Under traditional rules of successor liability, asset purchasers are not liable as successors unless one of the following four exceptions applies:

(1) The purchasing corporation expressly or impliedly agrees to assume the liability;

(2) The transaction amounts to a "de-facto" consolidation or merger;

(3) The purchasing corporation is merely a continuation of the selling corporation; or

(4) The transaction was fraudulently entered into in order to escape liability.

Louisiana-Pacific, 909 F.2d at 1263. Concerning the "product-line exception," the Court did not decide whether to adopt it under CERCLA as it was not argued. Id. at 1264 n. 3. As to the other exception, the Court concluded:

Because we find this case distinguishable from Oner II, we need not decide whether to adopt the continuing business enterprise exception under CERCLA.

Id., at 1266. The Ninth Circuit did not reject these exceptions in Louisiana-Pacific as Bayside suggests, but merely declined to decide those issues in that case. Factors to be considered in applying the "continuing business enterprise exception" are as follows:

(1) continuity of employees, supervisory personnel and physical location;

(2) production of the same product;

(3) retention of the same name;

(4) continuity of general business operations;

(5) purchaser holding itself out as a continuation of the seller. (citation omitted).

Id. 909 F.2d at 1265 n. 7.

Considering the issue of successor liability in the light most favorable to the nonmoving party, on the present record the Court cannot conclude that Bayside's purchase of LIDCO's assets does not render it liable as a successor. The "continuing business enterprise exception" factors render Boeing's allegations reflective of continuity material to the issue of Bayside's successor liability. Bayside merely characterizes Boeing's allegations as "common elements or similarities" (Bayside Reply at 6) that, even if true, are irrelevant to the issue. As this court has not rejected the "product line" or "continuing business enterprise" exceptions, Boeing's supported allegations are relevant, and Bayside has not come forward with evidence that the statements of fact submitted by Boeing are untrue. Bayside has argued different inferences from Jack Pinchev's two signatures on the purchase agreement and from the "consulting services" provided by Pinchev to Bayside after the sale. Bayside has not demonstrated that it is entitled to summary judgment as a matter of law.

There is support for an expansive interpretation of successor liability in CERCLA actions in Oner II, Inc. v.

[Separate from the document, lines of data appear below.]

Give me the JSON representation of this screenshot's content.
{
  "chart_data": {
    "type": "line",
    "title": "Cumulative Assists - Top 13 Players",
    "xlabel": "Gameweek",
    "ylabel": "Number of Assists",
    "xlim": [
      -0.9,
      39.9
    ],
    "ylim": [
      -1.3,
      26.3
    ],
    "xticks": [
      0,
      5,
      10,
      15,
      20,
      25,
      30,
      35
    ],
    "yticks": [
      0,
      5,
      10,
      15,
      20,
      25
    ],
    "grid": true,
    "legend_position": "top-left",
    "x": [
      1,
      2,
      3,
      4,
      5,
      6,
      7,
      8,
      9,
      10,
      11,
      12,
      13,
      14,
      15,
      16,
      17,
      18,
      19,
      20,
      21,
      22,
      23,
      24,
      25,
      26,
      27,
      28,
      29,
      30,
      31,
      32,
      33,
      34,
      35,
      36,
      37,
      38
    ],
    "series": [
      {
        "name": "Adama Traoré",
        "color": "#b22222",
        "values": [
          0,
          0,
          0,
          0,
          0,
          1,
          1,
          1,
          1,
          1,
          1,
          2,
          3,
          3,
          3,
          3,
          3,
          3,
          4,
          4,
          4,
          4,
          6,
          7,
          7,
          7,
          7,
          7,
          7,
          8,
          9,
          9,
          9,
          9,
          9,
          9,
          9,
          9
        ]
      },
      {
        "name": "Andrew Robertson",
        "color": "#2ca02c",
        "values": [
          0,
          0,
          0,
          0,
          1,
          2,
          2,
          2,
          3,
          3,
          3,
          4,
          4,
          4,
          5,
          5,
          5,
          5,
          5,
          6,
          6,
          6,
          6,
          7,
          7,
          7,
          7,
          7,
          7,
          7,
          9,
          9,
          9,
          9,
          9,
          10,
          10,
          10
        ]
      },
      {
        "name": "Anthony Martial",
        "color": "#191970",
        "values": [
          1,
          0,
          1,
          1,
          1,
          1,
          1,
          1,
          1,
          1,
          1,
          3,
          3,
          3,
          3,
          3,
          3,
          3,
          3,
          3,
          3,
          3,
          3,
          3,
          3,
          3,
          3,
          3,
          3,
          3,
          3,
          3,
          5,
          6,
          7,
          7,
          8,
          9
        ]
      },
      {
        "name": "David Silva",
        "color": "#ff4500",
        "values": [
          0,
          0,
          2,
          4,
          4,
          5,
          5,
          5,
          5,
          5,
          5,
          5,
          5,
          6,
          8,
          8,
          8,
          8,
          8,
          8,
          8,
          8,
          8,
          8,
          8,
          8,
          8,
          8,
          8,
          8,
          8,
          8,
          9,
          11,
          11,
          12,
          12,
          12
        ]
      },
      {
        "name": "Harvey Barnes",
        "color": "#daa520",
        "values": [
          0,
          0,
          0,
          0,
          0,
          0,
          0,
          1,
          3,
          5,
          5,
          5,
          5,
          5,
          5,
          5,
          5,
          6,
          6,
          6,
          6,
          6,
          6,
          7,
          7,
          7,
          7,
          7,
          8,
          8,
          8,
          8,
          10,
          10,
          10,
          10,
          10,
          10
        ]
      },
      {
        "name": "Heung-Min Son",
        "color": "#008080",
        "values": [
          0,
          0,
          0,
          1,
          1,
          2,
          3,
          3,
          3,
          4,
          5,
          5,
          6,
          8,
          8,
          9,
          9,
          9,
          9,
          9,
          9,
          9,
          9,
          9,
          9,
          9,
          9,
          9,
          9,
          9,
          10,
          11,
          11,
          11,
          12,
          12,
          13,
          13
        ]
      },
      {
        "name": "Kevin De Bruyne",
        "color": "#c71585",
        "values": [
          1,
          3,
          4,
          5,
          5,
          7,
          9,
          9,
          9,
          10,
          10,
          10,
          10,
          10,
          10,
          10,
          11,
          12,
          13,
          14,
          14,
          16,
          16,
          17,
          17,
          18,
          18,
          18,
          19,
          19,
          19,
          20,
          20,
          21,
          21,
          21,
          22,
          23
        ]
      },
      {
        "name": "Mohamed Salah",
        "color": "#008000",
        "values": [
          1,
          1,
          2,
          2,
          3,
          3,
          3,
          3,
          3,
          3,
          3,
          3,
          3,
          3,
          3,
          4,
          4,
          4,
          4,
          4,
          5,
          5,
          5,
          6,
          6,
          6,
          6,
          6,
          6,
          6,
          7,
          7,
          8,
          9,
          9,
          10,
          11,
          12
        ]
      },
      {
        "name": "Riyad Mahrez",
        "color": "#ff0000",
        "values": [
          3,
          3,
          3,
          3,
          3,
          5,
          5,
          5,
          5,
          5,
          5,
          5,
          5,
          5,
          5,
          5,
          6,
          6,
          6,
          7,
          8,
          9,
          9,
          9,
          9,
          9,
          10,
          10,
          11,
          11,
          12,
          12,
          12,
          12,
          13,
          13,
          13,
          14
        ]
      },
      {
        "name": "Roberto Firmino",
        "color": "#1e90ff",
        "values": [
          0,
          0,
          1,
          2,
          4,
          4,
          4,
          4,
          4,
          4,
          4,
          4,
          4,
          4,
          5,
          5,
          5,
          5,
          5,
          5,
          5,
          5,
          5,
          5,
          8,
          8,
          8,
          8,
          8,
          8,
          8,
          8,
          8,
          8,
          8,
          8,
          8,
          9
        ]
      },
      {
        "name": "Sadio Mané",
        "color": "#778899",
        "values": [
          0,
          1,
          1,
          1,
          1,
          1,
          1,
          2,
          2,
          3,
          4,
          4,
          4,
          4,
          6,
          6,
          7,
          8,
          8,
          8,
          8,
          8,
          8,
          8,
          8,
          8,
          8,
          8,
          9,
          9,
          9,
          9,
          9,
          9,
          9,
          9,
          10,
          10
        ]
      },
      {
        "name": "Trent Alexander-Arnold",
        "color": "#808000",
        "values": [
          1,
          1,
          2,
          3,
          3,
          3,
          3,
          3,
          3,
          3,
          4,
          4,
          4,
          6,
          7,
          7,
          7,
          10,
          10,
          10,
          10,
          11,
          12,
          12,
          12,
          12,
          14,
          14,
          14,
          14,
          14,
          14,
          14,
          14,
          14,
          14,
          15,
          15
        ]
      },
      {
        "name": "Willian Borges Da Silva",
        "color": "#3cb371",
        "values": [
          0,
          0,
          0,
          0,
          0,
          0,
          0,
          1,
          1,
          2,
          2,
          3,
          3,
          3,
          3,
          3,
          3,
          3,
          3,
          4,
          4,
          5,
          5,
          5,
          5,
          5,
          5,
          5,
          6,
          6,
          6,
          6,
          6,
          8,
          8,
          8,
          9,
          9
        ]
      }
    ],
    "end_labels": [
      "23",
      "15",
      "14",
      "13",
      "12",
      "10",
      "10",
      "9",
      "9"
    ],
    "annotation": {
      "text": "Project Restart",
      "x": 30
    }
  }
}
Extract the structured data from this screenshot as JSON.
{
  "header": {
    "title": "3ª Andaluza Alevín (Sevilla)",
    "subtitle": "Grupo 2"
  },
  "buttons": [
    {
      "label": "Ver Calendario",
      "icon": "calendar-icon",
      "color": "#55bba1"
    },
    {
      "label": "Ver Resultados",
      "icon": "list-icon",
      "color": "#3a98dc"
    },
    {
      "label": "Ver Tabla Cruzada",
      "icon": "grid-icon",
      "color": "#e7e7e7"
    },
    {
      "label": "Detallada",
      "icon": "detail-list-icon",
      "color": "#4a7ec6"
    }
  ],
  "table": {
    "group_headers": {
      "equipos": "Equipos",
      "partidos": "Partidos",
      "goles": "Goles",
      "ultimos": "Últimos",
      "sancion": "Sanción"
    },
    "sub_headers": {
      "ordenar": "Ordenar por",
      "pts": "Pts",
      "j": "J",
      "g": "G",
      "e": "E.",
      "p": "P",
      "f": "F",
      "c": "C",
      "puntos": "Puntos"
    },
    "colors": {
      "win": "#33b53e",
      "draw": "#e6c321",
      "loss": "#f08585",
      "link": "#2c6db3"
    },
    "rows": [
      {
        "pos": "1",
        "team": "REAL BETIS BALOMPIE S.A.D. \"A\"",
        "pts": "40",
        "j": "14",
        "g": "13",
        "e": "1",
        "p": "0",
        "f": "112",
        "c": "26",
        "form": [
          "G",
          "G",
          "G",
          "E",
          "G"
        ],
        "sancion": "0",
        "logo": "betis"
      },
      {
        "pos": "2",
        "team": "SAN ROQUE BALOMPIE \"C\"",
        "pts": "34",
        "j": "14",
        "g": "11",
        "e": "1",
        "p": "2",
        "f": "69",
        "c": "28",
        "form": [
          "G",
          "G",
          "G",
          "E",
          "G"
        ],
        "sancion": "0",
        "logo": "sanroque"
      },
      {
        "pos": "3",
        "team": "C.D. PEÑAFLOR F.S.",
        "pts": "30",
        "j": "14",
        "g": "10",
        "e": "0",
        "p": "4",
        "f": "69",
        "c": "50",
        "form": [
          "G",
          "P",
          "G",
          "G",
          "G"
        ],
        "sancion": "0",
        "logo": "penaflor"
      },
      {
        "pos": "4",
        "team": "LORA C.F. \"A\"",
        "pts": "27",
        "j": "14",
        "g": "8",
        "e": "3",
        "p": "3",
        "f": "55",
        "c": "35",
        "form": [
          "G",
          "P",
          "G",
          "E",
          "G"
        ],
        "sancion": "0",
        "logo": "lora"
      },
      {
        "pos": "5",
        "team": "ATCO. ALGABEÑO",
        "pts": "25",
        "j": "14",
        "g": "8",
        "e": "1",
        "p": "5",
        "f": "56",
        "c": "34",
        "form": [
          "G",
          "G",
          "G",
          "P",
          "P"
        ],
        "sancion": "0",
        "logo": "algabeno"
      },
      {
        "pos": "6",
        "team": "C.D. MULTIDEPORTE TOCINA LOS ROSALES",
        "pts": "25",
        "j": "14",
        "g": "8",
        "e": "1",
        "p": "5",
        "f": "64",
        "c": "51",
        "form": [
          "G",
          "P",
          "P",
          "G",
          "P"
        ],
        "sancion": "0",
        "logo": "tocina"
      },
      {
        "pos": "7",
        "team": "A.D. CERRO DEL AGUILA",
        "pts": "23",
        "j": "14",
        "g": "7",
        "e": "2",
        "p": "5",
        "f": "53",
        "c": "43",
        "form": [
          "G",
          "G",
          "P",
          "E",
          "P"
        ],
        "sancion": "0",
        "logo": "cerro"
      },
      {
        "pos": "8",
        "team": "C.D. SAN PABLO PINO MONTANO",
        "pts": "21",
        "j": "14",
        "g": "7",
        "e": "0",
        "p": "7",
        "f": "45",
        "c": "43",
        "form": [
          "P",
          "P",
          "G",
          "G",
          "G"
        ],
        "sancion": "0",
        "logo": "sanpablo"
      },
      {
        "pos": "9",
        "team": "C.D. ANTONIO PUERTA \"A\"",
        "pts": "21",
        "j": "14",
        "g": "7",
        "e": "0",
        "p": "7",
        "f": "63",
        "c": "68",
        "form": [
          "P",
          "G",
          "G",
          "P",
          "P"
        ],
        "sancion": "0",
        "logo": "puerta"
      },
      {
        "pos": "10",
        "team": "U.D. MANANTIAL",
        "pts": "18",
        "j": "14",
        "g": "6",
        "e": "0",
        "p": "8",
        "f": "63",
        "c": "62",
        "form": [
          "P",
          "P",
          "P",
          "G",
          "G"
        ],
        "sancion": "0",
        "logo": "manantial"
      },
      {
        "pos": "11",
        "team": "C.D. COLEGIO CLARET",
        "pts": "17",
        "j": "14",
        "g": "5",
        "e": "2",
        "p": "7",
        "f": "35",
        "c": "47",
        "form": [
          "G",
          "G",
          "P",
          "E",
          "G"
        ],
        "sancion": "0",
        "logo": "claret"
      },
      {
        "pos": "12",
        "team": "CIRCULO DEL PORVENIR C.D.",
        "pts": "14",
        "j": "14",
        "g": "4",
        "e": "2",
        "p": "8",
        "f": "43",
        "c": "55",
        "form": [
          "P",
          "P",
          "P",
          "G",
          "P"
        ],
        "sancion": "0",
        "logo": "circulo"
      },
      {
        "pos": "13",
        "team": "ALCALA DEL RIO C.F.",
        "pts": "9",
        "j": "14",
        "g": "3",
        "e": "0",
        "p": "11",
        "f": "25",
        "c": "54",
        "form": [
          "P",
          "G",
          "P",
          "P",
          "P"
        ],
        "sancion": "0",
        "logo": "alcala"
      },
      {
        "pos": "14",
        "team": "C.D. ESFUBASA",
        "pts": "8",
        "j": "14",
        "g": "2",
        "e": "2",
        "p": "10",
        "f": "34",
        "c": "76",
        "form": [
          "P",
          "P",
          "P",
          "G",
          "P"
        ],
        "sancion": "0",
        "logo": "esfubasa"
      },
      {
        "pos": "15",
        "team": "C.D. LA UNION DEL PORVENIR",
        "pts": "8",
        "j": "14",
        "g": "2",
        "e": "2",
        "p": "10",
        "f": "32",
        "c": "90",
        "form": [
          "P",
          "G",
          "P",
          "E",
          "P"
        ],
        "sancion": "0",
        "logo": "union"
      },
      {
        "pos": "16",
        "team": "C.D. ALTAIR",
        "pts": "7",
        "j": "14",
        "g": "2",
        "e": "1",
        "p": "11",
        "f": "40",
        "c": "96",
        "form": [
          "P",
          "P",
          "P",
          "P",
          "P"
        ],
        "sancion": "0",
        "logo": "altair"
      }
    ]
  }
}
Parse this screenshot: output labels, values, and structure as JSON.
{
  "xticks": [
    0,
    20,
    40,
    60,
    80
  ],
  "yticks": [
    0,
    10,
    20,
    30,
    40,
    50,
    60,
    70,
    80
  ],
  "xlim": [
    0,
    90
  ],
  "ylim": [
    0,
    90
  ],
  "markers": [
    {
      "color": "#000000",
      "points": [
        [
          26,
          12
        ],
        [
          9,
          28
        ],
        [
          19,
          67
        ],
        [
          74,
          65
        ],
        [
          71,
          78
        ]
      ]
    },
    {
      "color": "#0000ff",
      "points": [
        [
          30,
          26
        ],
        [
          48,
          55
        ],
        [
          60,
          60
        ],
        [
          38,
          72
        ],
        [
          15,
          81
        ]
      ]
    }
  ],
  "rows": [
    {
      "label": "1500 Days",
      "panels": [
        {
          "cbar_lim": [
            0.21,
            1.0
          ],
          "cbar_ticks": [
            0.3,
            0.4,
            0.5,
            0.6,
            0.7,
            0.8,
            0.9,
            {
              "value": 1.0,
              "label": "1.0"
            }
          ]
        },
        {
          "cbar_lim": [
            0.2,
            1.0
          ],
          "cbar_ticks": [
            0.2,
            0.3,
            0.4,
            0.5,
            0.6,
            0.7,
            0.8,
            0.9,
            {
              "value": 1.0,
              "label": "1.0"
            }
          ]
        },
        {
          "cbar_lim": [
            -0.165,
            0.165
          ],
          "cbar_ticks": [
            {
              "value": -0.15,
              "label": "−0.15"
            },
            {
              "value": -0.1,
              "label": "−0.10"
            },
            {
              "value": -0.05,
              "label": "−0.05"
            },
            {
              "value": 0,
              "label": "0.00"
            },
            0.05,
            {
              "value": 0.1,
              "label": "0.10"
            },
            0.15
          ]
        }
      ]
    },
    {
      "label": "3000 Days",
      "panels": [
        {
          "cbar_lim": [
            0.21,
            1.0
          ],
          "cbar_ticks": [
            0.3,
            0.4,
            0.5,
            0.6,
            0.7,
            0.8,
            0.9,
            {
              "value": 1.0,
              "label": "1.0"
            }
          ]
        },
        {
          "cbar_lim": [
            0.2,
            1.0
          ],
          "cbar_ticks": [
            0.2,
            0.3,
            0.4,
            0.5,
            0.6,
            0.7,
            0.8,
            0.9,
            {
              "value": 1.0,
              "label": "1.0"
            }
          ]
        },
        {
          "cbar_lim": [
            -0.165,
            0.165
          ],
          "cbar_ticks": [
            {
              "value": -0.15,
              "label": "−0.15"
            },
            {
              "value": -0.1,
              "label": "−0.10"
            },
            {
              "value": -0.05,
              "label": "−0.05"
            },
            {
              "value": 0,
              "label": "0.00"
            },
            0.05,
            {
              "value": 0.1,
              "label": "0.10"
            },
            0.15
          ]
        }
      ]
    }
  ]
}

EPA, 597 F.2d 184 (9th Cir.1979). The action there was brought under the Federal Insecticide, Fungicide and Rodenticide Act, which had no specific successor liability provision. The Court noted that the Act was intended to protect the environment. Id. at 186. The same is true of CERCLA. Oner II cited to Golden State Bottling Co. v. NLRB, 414 U.S. 168, 94 S. Ct. 414, 38 L. Ed. 2d 388 (1973). Therein, the Court noted that

Courts of equity may, and frequently do, go much farther both to give and withold relief in furtherance of the public interest than they are accustomed to go when only private interests are involved.

414 U.S. at 179-80, 94 S. Ct. at 423. There is a public interest element herein. CERCLA contemplates a sharing of clean-up costs by responsible parties. A more expansive view of successor liability under CERCLA fosters a more equitable sharing of remediation costs. Moreover, it is highly likely that Bayside had knowledge of possible liabilities associated with hazardous waste disposal. Bayside does not deny that the Resource Conservation & Recovery Act, 42 U.S.C. §§ 6901, et seq. had been in effect over five years when Bayside purchased LIDCO and that CERCLA had been in effect for over a year.

Bayside having failed to rebut evidence submitted by Boeing on the issue of Bayside's successor liability, Bayside has failed to demonstrate that it is entitled to summary judgment as a matter of law, and its motion is DENIED.